Bank President Christine Lagarde is expected to stick to a strong anti-inflation message during a news conference after the decision, with a three-quarter-point rate increase not absolutely ruled out. Analysts say rate hikes are likely to continue into next year, and Lagarde’s remarks will be watched for hints on how high rates might go.
Analysts at Pictet Wealth Management said the prospects for inflation remaining above target for some time mean that Lagarde “at a minimum … should lean against the idea of a pause any time soon.”
One reason for sticking to the tough anti-inflation message: the growth outlook for the European economy has improved, to mere shallow recession from possible disaster.
Despite energy prices surging after Russia cut off most natural gas shipments, the European Union succeeded in largely filling underground storage for the winter heating season. That has eased concern about running low on gas, which is used for heating, industry and power generation, and reduced fears of rolling electricity blackouts and industrial shutoffs.

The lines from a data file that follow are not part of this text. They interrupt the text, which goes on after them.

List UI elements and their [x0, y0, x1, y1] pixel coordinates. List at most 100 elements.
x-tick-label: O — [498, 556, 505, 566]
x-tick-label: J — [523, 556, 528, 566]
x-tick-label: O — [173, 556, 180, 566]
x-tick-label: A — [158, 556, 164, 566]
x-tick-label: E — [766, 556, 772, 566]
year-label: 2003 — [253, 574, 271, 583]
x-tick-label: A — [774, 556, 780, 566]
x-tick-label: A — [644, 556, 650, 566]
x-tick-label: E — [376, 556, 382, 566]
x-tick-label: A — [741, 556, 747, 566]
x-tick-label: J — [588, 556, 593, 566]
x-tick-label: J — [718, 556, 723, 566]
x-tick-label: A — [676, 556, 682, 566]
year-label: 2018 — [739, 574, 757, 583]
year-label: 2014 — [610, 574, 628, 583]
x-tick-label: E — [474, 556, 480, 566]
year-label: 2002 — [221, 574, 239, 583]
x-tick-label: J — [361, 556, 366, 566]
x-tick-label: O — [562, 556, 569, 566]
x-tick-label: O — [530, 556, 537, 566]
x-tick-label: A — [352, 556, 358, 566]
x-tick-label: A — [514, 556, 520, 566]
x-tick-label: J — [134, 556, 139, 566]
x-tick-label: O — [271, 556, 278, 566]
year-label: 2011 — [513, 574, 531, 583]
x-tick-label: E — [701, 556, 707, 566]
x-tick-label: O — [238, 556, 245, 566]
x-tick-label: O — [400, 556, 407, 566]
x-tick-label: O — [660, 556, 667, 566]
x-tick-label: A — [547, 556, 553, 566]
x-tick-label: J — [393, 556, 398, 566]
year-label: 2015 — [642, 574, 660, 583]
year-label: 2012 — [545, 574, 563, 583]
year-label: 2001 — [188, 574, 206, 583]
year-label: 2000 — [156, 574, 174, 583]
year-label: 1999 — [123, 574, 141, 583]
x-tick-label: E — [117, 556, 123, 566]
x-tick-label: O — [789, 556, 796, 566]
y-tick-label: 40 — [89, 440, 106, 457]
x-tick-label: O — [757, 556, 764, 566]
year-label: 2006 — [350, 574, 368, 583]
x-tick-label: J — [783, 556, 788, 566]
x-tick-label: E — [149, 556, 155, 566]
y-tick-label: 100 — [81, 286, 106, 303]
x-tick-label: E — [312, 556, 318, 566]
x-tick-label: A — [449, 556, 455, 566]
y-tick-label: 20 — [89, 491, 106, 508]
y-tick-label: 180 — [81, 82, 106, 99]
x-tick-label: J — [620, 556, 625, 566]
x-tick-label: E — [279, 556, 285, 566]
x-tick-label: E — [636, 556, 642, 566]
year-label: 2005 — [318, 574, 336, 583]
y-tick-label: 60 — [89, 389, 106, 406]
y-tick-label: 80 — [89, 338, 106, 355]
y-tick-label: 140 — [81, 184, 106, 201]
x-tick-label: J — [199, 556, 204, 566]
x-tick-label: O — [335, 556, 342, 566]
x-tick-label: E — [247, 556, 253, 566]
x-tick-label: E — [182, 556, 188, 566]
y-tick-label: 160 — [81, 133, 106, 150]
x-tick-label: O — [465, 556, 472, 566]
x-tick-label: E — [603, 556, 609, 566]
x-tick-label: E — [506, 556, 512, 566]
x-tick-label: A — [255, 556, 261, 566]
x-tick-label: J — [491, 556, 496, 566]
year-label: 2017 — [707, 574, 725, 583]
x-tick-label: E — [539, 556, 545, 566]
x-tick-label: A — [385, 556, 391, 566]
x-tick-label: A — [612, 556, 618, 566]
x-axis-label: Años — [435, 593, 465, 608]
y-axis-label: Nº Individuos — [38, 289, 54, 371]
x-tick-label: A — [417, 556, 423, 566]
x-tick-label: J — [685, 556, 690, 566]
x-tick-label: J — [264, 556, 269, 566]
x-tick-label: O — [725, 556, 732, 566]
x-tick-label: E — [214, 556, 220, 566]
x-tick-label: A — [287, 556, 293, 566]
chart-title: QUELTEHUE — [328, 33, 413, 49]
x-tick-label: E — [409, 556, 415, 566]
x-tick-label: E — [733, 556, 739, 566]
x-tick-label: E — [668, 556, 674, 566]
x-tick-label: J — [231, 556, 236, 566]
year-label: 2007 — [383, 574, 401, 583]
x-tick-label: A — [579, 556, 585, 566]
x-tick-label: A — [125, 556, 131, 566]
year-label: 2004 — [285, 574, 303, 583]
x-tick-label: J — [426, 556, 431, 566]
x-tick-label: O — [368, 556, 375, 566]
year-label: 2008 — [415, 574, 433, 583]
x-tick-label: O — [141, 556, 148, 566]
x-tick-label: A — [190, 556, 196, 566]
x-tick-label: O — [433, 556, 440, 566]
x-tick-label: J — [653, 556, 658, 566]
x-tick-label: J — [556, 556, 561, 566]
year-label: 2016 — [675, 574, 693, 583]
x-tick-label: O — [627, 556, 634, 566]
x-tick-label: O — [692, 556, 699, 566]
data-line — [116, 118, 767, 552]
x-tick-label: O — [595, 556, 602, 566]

Interest rate increases are central banks’ chief tool to fight inflation. Higher benchmarks are soon reflected in higher market borrowing costs for consumers looking for mortgages and businesses needing credit to operate or invest in new facilities. More costly credit reduces demand for goods, and, in theory, also reduces price increases.
The flip side is that higher rates can slow economic growth, and that has become a concern in the U.S. and Europe. The slightly improved, or at least less disastrous, outlook for growth in the eurozone is seen as a green light for Lagarde and the ECB to keep their focus firmly on inflation.
Bank officials say getting tough now prevents inflation from becoming chronic and requiring even more painful medicine.
The ECB’s benchmark rate for lending to banks stands at 2%, and its rate on deposits left overnight by commercial banks is 1.5%.
Between the July and October meetings, the bank raised both benchmarks by 2 percentage points in just three months, the fastest pace since the founding of the shared euro currency in 1999 and covering ground that took 18 months in early rate-raising cycles.